TIDAL WAVES ON ENGLISH COASTS.

That the coasts of England have been visited by many and disastrous tidal waves there is abundant evidence. In fact, the ocean bar, which surrounds nearly the whole of England and Scotland, is evidence enough that the entire shore line, as it exists to-day, is itself the result of a great submersion, or series of submersions, which ages ago overflowed the old coast, rushed in shore, made new land lines, and, hollowing out between the new line and the old, a new ocean bed, leaving what had been called the coast line to be forever after called the “bar.” The bar is to be found in nearly every port of England, eloquent testimony to the tidal waves of the past. But there is comparatively little of other testimony save such as has been preserved in the records of seaport towns.

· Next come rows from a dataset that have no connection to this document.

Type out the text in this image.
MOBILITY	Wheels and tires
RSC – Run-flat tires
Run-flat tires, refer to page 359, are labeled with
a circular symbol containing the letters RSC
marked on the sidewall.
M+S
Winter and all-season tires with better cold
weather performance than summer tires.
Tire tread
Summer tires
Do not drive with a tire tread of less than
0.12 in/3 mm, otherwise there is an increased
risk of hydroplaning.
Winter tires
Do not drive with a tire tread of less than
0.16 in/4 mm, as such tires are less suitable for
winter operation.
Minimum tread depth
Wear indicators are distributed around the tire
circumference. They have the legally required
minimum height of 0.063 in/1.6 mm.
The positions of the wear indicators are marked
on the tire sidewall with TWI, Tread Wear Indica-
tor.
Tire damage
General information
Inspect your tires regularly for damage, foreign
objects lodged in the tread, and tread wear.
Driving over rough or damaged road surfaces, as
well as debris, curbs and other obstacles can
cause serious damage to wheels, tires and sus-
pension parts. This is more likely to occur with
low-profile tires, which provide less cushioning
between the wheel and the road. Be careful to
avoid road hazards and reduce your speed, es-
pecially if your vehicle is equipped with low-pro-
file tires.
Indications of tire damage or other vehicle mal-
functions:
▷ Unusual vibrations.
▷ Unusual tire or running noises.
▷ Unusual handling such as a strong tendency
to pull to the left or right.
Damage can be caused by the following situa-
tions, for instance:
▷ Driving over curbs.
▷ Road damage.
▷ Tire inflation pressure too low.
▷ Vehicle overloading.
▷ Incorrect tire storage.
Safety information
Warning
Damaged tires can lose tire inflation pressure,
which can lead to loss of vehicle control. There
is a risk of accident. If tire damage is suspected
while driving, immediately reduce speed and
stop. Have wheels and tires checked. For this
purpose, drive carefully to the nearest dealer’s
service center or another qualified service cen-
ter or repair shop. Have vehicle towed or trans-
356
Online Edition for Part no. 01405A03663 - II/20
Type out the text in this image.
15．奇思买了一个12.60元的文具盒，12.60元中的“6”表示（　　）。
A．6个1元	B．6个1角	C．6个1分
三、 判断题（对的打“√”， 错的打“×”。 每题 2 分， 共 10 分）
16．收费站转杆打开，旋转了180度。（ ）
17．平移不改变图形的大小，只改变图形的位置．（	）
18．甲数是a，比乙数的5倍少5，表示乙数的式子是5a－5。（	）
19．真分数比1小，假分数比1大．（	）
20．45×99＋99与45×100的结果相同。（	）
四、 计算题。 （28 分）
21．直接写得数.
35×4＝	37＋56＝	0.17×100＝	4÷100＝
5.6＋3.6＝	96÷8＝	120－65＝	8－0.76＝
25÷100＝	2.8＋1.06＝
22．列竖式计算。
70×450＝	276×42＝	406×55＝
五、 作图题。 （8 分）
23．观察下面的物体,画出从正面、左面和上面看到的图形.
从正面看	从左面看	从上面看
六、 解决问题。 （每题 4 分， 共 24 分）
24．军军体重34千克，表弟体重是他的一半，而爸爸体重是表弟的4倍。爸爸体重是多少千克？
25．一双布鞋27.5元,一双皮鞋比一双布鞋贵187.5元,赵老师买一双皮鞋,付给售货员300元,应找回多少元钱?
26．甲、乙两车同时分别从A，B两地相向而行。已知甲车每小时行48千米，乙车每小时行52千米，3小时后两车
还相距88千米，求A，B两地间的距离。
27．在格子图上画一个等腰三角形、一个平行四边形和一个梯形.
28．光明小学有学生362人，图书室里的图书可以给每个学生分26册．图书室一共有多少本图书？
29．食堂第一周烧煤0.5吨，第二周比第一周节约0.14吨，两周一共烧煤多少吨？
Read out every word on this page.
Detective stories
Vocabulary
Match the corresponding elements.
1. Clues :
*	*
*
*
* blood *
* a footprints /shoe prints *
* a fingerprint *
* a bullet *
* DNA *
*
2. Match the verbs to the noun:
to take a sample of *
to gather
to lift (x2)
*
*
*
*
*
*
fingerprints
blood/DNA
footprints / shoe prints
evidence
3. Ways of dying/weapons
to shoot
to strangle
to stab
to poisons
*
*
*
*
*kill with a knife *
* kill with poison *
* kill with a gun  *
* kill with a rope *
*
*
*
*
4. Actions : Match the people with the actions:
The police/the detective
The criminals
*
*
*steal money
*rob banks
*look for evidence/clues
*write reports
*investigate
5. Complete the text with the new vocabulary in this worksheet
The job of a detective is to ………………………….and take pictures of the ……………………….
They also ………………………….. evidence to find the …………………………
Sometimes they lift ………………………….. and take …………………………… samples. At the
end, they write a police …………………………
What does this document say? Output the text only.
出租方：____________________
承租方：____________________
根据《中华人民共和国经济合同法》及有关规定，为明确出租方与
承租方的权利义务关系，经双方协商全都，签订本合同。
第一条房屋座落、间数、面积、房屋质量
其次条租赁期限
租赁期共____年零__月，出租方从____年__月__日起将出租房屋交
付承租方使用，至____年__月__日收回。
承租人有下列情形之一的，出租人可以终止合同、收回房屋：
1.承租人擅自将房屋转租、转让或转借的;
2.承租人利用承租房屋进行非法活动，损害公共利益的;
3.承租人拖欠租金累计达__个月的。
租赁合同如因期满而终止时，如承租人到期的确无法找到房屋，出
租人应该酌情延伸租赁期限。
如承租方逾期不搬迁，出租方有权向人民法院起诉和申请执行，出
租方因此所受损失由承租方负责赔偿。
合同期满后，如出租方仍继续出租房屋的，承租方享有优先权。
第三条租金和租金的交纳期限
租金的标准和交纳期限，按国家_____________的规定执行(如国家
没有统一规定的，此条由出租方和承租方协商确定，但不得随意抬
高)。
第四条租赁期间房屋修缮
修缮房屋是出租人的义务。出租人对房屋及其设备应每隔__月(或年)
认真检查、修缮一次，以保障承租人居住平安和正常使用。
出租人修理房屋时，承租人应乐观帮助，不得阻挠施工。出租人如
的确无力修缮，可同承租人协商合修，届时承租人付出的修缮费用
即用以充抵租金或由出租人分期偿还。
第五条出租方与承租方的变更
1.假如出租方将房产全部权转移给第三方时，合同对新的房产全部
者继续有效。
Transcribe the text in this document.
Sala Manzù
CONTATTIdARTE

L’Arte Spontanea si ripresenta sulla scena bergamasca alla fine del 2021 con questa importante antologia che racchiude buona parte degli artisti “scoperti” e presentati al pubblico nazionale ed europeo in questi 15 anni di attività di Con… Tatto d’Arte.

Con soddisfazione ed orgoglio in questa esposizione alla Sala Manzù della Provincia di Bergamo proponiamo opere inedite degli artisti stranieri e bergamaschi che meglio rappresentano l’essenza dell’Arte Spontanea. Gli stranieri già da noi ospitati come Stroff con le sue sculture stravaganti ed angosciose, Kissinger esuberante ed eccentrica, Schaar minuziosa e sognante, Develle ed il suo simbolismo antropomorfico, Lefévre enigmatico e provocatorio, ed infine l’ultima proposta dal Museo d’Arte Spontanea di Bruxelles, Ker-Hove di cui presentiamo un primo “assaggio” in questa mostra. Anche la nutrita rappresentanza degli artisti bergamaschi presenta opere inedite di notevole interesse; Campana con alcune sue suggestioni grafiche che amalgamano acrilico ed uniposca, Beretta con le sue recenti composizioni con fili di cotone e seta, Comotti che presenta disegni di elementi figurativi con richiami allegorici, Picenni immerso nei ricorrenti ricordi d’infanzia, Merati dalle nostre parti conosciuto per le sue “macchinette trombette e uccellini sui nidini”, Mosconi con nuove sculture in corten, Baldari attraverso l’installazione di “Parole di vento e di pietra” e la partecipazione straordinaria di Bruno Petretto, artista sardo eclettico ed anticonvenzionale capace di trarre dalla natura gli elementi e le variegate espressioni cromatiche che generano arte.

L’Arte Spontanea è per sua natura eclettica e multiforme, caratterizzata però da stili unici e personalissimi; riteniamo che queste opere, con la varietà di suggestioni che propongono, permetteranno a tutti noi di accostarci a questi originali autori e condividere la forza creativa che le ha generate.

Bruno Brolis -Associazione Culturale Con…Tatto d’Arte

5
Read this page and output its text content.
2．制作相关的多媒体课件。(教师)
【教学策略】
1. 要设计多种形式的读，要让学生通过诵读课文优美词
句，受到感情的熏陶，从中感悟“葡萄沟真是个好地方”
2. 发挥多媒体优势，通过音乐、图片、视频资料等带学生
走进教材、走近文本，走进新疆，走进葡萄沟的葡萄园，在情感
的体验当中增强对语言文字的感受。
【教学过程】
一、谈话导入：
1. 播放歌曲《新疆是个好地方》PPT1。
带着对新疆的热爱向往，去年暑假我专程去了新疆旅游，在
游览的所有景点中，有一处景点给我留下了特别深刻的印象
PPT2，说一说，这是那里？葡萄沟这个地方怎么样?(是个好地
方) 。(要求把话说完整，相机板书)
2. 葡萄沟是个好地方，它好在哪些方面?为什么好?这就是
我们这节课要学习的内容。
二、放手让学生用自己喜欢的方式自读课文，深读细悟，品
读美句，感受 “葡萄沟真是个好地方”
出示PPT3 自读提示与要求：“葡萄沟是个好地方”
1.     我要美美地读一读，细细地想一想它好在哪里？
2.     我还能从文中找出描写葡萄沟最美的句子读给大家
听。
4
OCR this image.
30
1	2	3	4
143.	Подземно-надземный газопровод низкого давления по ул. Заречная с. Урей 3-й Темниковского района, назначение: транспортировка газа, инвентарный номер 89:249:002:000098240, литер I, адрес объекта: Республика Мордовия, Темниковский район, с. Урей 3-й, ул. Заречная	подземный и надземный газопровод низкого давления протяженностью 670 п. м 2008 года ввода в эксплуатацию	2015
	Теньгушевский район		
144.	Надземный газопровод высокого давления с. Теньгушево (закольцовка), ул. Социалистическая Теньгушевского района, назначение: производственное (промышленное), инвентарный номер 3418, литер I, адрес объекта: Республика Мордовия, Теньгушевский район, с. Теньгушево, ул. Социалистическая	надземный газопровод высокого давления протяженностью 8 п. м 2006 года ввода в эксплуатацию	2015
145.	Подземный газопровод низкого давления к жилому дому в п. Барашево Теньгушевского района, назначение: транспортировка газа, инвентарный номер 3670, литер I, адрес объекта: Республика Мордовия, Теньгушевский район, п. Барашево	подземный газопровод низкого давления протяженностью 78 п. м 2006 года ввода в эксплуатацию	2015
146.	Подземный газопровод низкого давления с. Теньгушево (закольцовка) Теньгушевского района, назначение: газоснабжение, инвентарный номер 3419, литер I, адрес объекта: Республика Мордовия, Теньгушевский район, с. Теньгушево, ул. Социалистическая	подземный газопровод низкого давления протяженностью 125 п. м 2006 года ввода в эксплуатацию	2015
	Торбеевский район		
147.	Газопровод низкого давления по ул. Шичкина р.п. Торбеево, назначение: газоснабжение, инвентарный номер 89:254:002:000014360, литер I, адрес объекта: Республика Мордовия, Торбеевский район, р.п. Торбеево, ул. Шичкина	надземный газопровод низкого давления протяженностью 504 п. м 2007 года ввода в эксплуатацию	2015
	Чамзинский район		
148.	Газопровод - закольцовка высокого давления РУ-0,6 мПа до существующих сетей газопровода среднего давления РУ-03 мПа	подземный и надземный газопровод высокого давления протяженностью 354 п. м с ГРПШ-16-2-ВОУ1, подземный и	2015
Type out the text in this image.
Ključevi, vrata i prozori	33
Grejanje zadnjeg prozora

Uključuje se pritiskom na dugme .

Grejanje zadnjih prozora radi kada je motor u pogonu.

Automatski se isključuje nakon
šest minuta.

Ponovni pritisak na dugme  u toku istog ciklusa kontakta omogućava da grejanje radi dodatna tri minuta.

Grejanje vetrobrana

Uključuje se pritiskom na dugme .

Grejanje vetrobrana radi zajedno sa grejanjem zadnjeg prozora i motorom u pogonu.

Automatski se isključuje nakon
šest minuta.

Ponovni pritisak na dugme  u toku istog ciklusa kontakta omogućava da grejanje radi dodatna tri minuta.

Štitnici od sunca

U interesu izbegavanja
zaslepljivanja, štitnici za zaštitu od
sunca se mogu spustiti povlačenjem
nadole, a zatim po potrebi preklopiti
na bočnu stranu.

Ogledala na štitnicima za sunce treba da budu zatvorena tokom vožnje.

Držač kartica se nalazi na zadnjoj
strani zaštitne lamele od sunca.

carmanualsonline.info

One of the greatest cataclysms ever occurring on the British coast was that on the coast of Lincolnshire in 1571. This has been commemorated in verse by Jean Ingelow in the poem entitled “High Tide Off the Coast of Lincolnshire.” The Lincolnshire coast is almost uniformly low and marshy—so low, in fact, at some places that the shore requires the defence of an embankment to save it from the encroachments of the sea.

A sea wall had been built when the great tidal wave of 1571 came, but it appears to have been absolutely useless as a defence of the country and the people of that time.

At the present day the fens of Lincolnshire are defended from the North Sea by some of the finest engineering works in the world, and yet it is much to be doubted whether they would prove effective against such invasions as that which has just overwhelmed Galveston.